Servo was arrested by a Clackamas County, Oregon, sheriff’s deputy. When the deputy testified in front of Oregon’s Department of Public Safety Standards and Training, he said that Servo was “probably one of the top 10 most intoxicated people he had arrested in almost 15 years of drunken-driving investigations,” according to published reports.

Ultimately, Servo pled guilty to the DUI and successfully completed a diversion program. After entering a rehabilitation center, Servo says he was diagnosed as an alcoholic and made the decision to get sober.

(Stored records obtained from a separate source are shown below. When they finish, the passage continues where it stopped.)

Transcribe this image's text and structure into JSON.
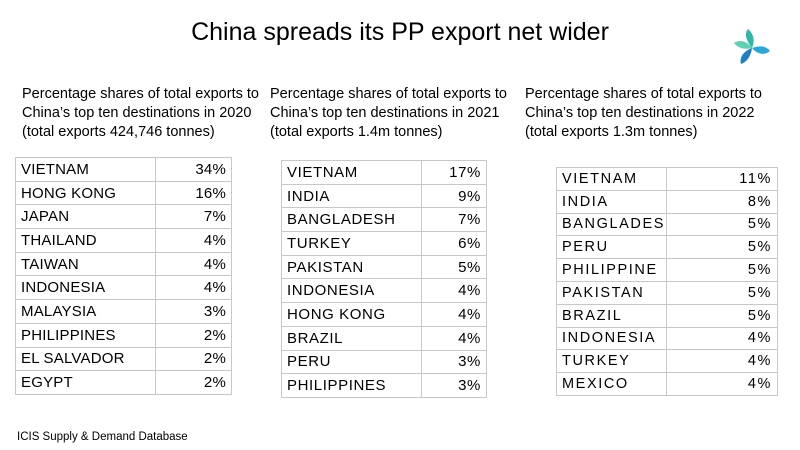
{
  "title": "China spreads its PP export net wider",
  "source": "ICIS Supply & Demand Database",
  "chart_data": [
    {
      "type": "table",
      "caption": "Percentage shares of total exports to\nChina’s top ten destinations in 2020\n(total exports 424,746 tonnes)",
      "rows": [
        {
          "country": "VIETNAM",
          "share": "34%"
        },
        {
          "country": "HONG KONG",
          "share": "16%"
        },
        {
          "country": "JAPAN",
          "share": "7%"
        },
        {
          "country": "THAILAND",
          "share": "4%"
        },
        {
          "country": "TAIWAN",
          "share": "4%"
        },
        {
          "country": "INDONESIA",
          "share": "4%"
        },
        {
          "country": "MALAYSIA",
          "share": "3%"
        },
        {
          "country": "PHILIPPINES",
          "share": "2%"
        },
        {
          "country": "EL SALVADOR",
          "share": "2%"
        },
        {
          "country": "EGYPT",
          "share": "2%"
        }
      ]
    },
    {
      "type": "table",
      "caption": "Percentage shares of total exports to\nChina’s top ten destinations in 2021\n(total exports 1.4m tonnes)",
      "rows": [
        {
          "country": "VIETNAM",
          "share": "17%"
        },
        {
          "country": "INDIA",
          "share": "9%"
        },
        {
          "country": "BANGLADESH",
          "share": "7%"
        },
        {
          "country": "TURKEY",
          "share": "6%"
        },
        {
          "country": "PAKISTAN",
          "share": "5%"
        },
        {
          "country": "INDONESIA",
          "share": "4%"
        },
        {
          "country": "HONG KONG",
          "share": "4%"
        },
        {
          "country": "BRAZIL",
          "share": "4%"
        },
        {
          "country": "PERU",
          "share": "3%"
        },
        {
          "country": "PHILIPPINES",
          "share": "3%"
        }
      ]
    },
    {
      "type": "table",
      "caption": "Percentage shares of total exports to\nChina’s top ten destinations in 2022\n(total exports 1.3m tonnes)",
      "rows": [
        {
          "country": "VIETNAM",
          "share": "11%"
        },
        {
          "country": "INDIA",
          "share": "8%"
        },
        {
          "country": "BANGLADES",
          "share": "5%"
        },
        {
          "country": "PERU",
          "share": "5%"
        },
        {
          "country": "PHILIPPINE",
          "share": "5%"
        },
        {
          "country": "PAKISTAN",
          "share": "5%"
        },
        {
          "country": "BRAZIL",
          "share": "5%"
        },
        {
          "country": "INDONESIA",
          "share": "4%"
        },
        {
          "country": "TURKEY",
          "share": "4%"
        },
        {
          "country": "MEXICO",
          "share": "4%"
        }
      ]
    }
  ]
}
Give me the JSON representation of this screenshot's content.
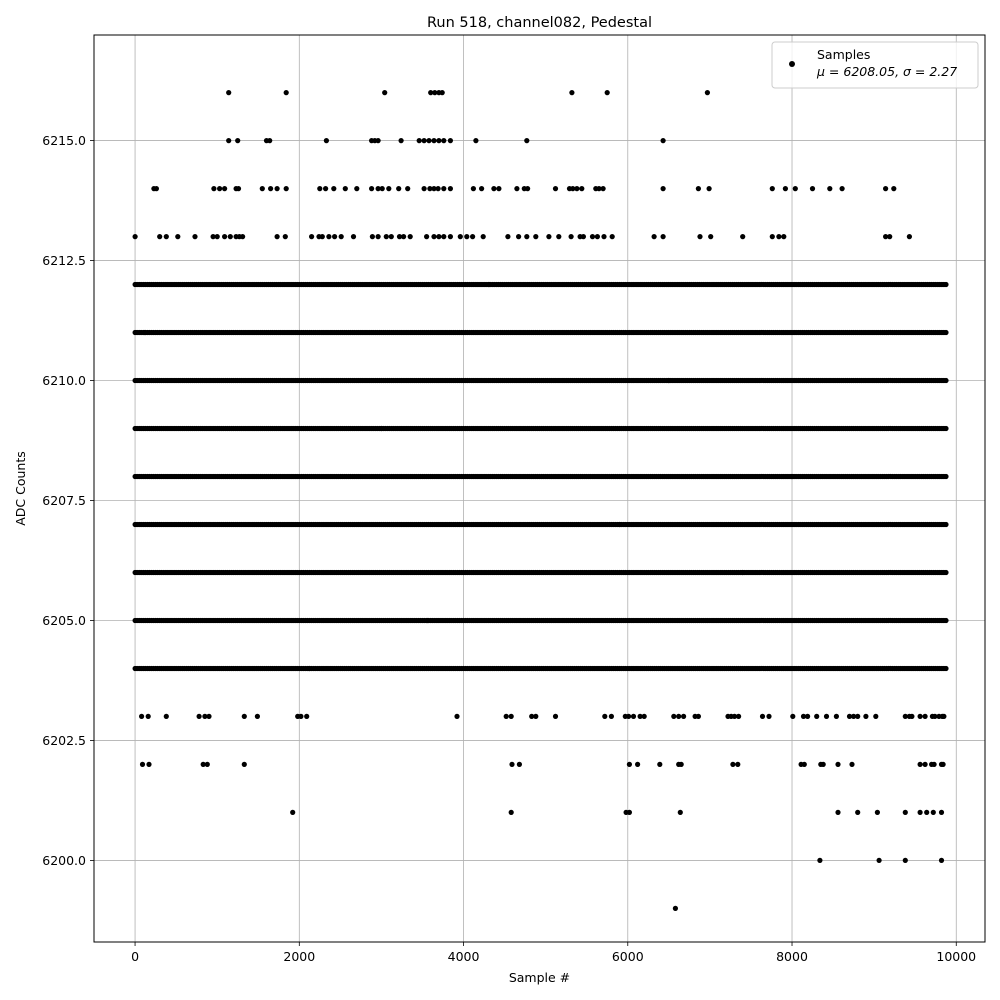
{
  "chart_data": {
    "type": "scatter",
    "title": "Run 518, channel082, Pedestal",
    "xlabel": "Sample #",
    "ylabel": "ADC Counts",
    "xlim": [
      -500,
      10350
    ],
    "ylim": [
      6198.3,
      6217.2
    ],
    "xticks": [
      0,
      2000,
      4000,
      6000,
      8000,
      10000
    ],
    "yticks": [
      6200.0,
      6202.5,
      6205.0,
      6207.5,
      6210.0,
      6212.5,
      6215.0
    ],
    "xtick_labels": [
      "0",
      "2000",
      "4000",
      "6000",
      "8000",
      "10000"
    ],
    "ytick_labels": [
      "6200.0",
      "6202.5",
      "6205.0",
      "6207.5",
      "6210.0",
      "6212.5",
      "6215.0"
    ],
    "grid": true,
    "legend_position": "top-right",
    "legend": {
      "series_name": "Samples",
      "stats_text": "μ = 6208.05, σ = 2.27"
    },
    "marker_color": "#000000",
    "series": [
      {
        "name": "Samples",
        "summary": {
          "mu": 6208.05,
          "sigma": 2.27,
          "n_samples": 9880
        },
        "levels": [
          {
            "y": 6199,
            "x": [
              6580
            ]
          },
          {
            "y": 6200,
            "x": [
              8340,
              9060,
              9380,
              9820
            ]
          },
          {
            "y": 6201,
            "x": [
              1920,
              4580,
              5980,
              6020,
              6640,
              8560,
              8800,
              9040,
              9380,
              9560,
              9640,
              9720,
              9820
            ]
          },
          {
            "y": 6202,
            "x": [
              90,
              170,
              830,
              880,
              1330,
              4590,
              4680,
              6020,
              6120,
              6390,
              6620,
              6650,
              7280,
              7340,
              8110,
              8150,
              8350,
              8380,
              8560,
              8730,
              9560,
              9620,
              9700,
              9730,
              9820,
              9840
            ]
          },
          {
            "y": 6203,
            "x": [
              80,
              160,
              380,
              780,
              850,
              900,
              1330,
              1490,
              1980,
              2020,
              2090,
              3920,
              4520,
              4580,
              4830,
              4880,
              5120,
              5720,
              5800,
              5970,
              6010,
              6070,
              6150,
              6200,
              6560,
              6620,
              6680,
              6820,
              6860,
              7220,
              7260,
              7300,
              7350,
              7640,
              7720,
              8010,
              8140,
              8190,
              8300,
              8420,
              8540,
              8700,
              8750,
              8800,
              8900,
              9020,
              9380,
              9430,
              9460,
              9560,
              9620,
              9710,
              9740,
              9790,
              9830,
              9850
            ]
          },
          {
            "y": 6204,
            "x": [
              2120
            ]
          },
          {
            "y": 6205,
            "x": [
              3560
            ]
          },
          {
            "y": 6206,
            "x": [
              7400
            ]
          },
          {
            "y": 6207,
            "x": [
              5900
            ]
          },
          {
            "y": 6208,
            "x": [
              8000
            ]
          },
          {
            "y": 6209,
            "x": [
              3000
            ]
          },
          {
            "y": 6210,
            "x": [
              6500
            ]
          },
          {
            "y": 6211,
            "x": [
              120
            ]
          },
          {
            "y": 6212,
            "x": [
              4310
            ]
          },
          {
            "y": 6213,
            "x": [
              0,
              300,
              380,
              520,
              730,
              950,
              1000,
              1090,
              1160,
              1230,
              1270,
              1310,
              1730,
              1830,
              2150,
              2240,
              2280,
              2360,
              2430,
              2510,
              2660,
              2890,
              2960,
              3060,
              3120,
              3220,
              3270,
              3350,
              3550,
              3640,
              3700,
              3760,
              3840,
              3960,
              4040,
              4110,
              4240,
              4540,
              4670,
              4770,
              4880,
              5040,
              5160,
              5310,
              5420,
              5460,
              5570,
              5630,
              5710,
              5810,
              6320,
              6430,
              6880,
              7010,
              7400,
              7760,
              7840,
              7900,
              9140,
              9190,
              9430
            ]
          },
          {
            "y": 6214,
            "x": [
              230,
              260,
              960,
              1030,
              1090,
              1230,
              1260,
              1550,
              1650,
              1730,
              1840,
              2250,
              2320,
              2420,
              2560,
              2700,
              2880,
              2960,
              3010,
              3090,
              3210,
              3320,
              3520,
              3590,
              3640,
              3690,
              3760,
              3840,
              4120,
              4220,
              4370,
              4430,
              4650,
              4740,
              4780,
              5120,
              5290,
              5330,
              5380,
              5440,
              5610,
              5650,
              5700,
              6430,
              6860,
              6990,
              7760,
              7920,
              8040,
              8250,
              8460,
              8610,
              9140,
              9240
            ]
          },
          {
            "y": 6215,
            "x": [
              1140,
              1250,
              1600,
              1640,
              2330,
              2880,
              2920,
              2960,
              3240,
              3460,
              3520,
              3580,
              3640,
              3700,
              3760,
              3840,
              4150,
              4770,
              6430
            ]
          },
          {
            "y": 6216,
            "x": [
              1140,
              1840,
              3040,
              3600,
              3650,
              3700,
              3740,
              5320,
              5750,
              6970
            ]
          }
        ],
        "dense_levels": {
          "y": [
            6204,
            6205,
            6206,
            6207,
            6208,
            6209,
            6210,
            6211,
            6212
          ],
          "x_range": [
            0,
            9880
          ],
          "sampled_x_step": 25
        }
      }
    ]
  }
}
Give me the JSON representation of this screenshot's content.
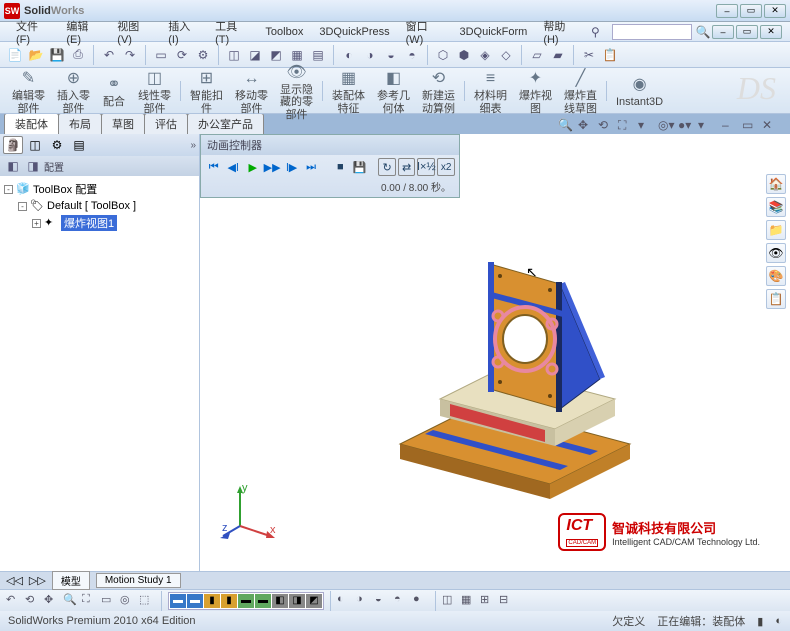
{
  "app": {
    "name_bold": "S",
    "name_rest": "olid",
    "name_gray": "Works"
  },
  "menus": [
    "文件(F)",
    "编辑(E)",
    "视图(V)",
    "插入(I)",
    "工具(T)",
    "Toolbox",
    "3DQuickPress",
    "窗口(W)",
    "3DQuickForm",
    "帮助(H)"
  ],
  "ribbon": [
    {
      "icon": "✎",
      "label": "编辑零\n部件"
    },
    {
      "icon": "⊕",
      "label": "插入零\n部件"
    },
    {
      "icon": "⚭",
      "label": "配合"
    },
    {
      "icon": "◫",
      "label": "线性零\n部件"
    },
    {
      "icon": "⊞",
      "label": "智能扣\n件"
    },
    {
      "icon": "↔",
      "label": "移动零\n部件"
    },
    {
      "icon": "👁",
      "label": "显示隐\n藏的零\n部件"
    },
    {
      "icon": "▦",
      "label": "装配体\n特征"
    },
    {
      "icon": "◧",
      "label": "参考几\n何体"
    },
    {
      "icon": "⟲",
      "label": "新建运\n动算例"
    },
    {
      "icon": "≡",
      "label": "材料明\n细表"
    },
    {
      "icon": "✦",
      "label": "爆炸视\n图"
    },
    {
      "icon": "╱",
      "label": "爆炸直\n线草图"
    },
    {
      "icon": "◉",
      "label": "Instant3D"
    }
  ],
  "doc_tabs": [
    "装配体",
    "布局",
    "草图",
    "评估",
    "办公室产品"
  ],
  "tree": {
    "root": "ToolBox 配置",
    "default": "Default [ ToolBox ]",
    "exploded": "爆炸视图1"
  },
  "anim": {
    "title": "动画控制器",
    "time": "0.00 / 8.00 秒。",
    "speed": "x2"
  },
  "bottom_tabs": [
    "模型",
    "Motion Study 1"
  ],
  "status": {
    "left": "SolidWorks Premium 2010 x64 Edition",
    "def": "欠定义",
    "editing": "正在编辑：装配体"
  },
  "company": {
    "cn": "智诚科技有限公司",
    "en": "Intelligent CAD/CAM Technology Ltd."
  },
  "colors": {
    "axis_x": "#d04040",
    "axis_y": "#30a030",
    "axis_z": "#3050c0",
    "model_orange": "#d89030",
    "model_blue": "#3050c8",
    "model_cream": "#e8e0c0",
    "model_red": "#d04040",
    "model_pink": "#e888a0",
    "model_dark": "#1a2a60"
  }
}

“There were times where I went home and I couldn’t get crime scenes out of my head; I went to drinking for that and there are other officers that do the same thing,” Servo, who is now 818 days sober, was quoted as saying.

ADA recognizes alcoholism

Perhaps surprisingly, the ADA does recognize alcoholism as a disease, stating that:

[A]n employer may not make job decisions based on the fact that an employee is an alcoholic, attends AA meetings, or takes medication to curb the urge to drink. However, an employer may prohibit drinking at work and may generally hold all employees to the same standards of performance and conduct.

A  for the ADA states:

While a current illegal user of drugs is not protected by the ADA if an employer acts on the basis of such use, a person who currently uses alcohol is not automatically denied protection. An alcoholic is a person with a disability and is protected by the ADA if s/he is qualified to perform the essential functions of the job.

An employer may be required to provide an accommodation to an alcoholic. However, an employer can discipline, discharge or deny employment to an alcoholic whose use of alcohol adversely affects job performance or conduct. An employer also may prohibit the use of alcohol in the workplace and can require that employees not be under the influence of alcohol.